A handy little guitarists' toy. It's a little box, usually made of metal, with one or more switches on top and two or more 1/4" mono jacks on the sides. The switches are the kind that you push in to close the circuit, and then push in again to open the circuit: "Switch on, switch off".

The box and the switches themselves are usually rugged, because of course you step on them with your feet.

The purpose of the thing is to control features of a guitar amplifier or other musical gear -- or to re-route a signal from one place to another. When you've got both hands busy playing, all that's left is the feet. You might want to switch your guitar between two amplifiers to play a solo, or to get a different sound for other reasons. Your amplifier might have a switchable gain boost or multiple channels, so you could do the same with only the one amp.

It's very common for guitar amplifiers to provide a mono 1/4" jack on the back of the chassis to switch the reverb, another for tremolo (if the amplifier even has that; it's getting all too rare...), another for distortion, etc. It's a very simple, elegant, and robust way of doing things. Mono 1/4" jacks are standard; everybody's got a dozen cables with one on each end, and everything uses them. They're a lot like standard input/standard output in most operating system environments: Keep it simple, keep it consistent.

So there are really two semi-distinct usages here: In one case, the musical signal itself is passing through the box and being redirected; in the other, the switch in the box is just opening or closing a circuit that turns something on and off. You use the same cables for either; see "simple and consistent" above.

Some foot switches just open and close a single circuit; I've also got one that switches a single input channel back and forth between two outputs. My amplifier has two channels, so I can set one channel louder than the other and switch to that one when I need more volume.

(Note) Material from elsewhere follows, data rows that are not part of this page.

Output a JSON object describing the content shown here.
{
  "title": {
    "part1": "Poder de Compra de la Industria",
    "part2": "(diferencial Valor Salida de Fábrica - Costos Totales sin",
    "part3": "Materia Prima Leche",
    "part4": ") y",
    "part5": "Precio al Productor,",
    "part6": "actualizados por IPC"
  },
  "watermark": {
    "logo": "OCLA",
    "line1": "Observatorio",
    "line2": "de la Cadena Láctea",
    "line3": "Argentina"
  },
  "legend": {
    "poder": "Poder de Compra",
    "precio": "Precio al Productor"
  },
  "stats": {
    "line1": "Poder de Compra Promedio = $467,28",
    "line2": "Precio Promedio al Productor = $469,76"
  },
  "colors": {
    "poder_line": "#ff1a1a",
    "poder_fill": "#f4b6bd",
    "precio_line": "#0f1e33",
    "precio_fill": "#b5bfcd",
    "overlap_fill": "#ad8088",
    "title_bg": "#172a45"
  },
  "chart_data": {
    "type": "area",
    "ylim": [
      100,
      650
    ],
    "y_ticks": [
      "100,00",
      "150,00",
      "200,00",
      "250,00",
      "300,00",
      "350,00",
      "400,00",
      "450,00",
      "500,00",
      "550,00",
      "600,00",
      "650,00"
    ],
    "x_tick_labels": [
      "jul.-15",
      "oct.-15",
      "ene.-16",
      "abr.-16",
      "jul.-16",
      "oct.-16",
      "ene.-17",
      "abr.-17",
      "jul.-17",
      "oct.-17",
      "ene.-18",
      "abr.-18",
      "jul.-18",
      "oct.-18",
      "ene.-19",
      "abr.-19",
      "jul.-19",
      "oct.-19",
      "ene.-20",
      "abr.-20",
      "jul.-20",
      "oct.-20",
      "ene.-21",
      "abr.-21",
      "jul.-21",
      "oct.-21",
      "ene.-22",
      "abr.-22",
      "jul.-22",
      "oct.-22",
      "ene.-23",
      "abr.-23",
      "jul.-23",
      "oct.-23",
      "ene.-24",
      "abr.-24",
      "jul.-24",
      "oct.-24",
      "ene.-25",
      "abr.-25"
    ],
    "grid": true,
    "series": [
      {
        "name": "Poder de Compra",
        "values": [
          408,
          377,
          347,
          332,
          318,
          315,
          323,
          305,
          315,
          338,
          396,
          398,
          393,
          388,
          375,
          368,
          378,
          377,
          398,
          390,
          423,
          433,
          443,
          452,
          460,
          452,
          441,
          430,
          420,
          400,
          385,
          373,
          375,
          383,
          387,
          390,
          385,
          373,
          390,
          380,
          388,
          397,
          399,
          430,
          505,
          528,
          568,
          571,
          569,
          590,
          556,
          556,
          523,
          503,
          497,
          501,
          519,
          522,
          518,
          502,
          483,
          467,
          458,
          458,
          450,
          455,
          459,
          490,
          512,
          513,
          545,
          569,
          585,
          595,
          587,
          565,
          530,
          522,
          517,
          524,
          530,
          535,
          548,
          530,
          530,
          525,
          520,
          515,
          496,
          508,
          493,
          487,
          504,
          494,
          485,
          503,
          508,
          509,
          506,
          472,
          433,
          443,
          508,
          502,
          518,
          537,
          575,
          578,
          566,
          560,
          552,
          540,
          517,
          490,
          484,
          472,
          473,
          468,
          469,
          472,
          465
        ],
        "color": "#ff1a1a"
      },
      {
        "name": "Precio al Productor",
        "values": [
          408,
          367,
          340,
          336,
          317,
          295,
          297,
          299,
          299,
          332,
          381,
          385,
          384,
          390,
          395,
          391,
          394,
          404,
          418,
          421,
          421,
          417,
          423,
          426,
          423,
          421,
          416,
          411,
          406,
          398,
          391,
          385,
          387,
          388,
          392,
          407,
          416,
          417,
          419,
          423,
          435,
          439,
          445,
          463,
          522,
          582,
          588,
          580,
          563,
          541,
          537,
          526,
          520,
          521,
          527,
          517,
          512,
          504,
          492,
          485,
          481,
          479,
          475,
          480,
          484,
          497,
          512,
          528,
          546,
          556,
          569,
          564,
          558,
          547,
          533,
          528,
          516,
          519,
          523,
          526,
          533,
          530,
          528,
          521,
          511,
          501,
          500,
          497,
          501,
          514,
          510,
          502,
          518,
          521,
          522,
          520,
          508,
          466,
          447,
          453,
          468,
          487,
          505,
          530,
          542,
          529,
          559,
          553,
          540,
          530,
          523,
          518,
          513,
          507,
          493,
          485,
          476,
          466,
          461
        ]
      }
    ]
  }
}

Most primitively, a foot switch is just an ordinary switch with 1/4" mono input and output jacks and some wires soldered from one thing to another. This isn't ideal, because you get an audible click when you work the switch. The manufacturer can throw in some electronic fiddle-faddle to reduce that.

Nowadays, in these decadent modern times, some foot switches are much fancier: They've got MIDI switches and all manner of newfangled nonsense. Sometimes they're even made of plastic. There's no accounting for taste, I suppose.

The way these things are stored is in the bottom of a milk crate underneath a pile of coiled and tied 1/4" cables of varying lengths (some with an impedance pad on one end), assorted stomp boxes (most of which still work), loose cable ties, a couple of cheap microphones, and whatever other random detritus crept in there to die since you last played.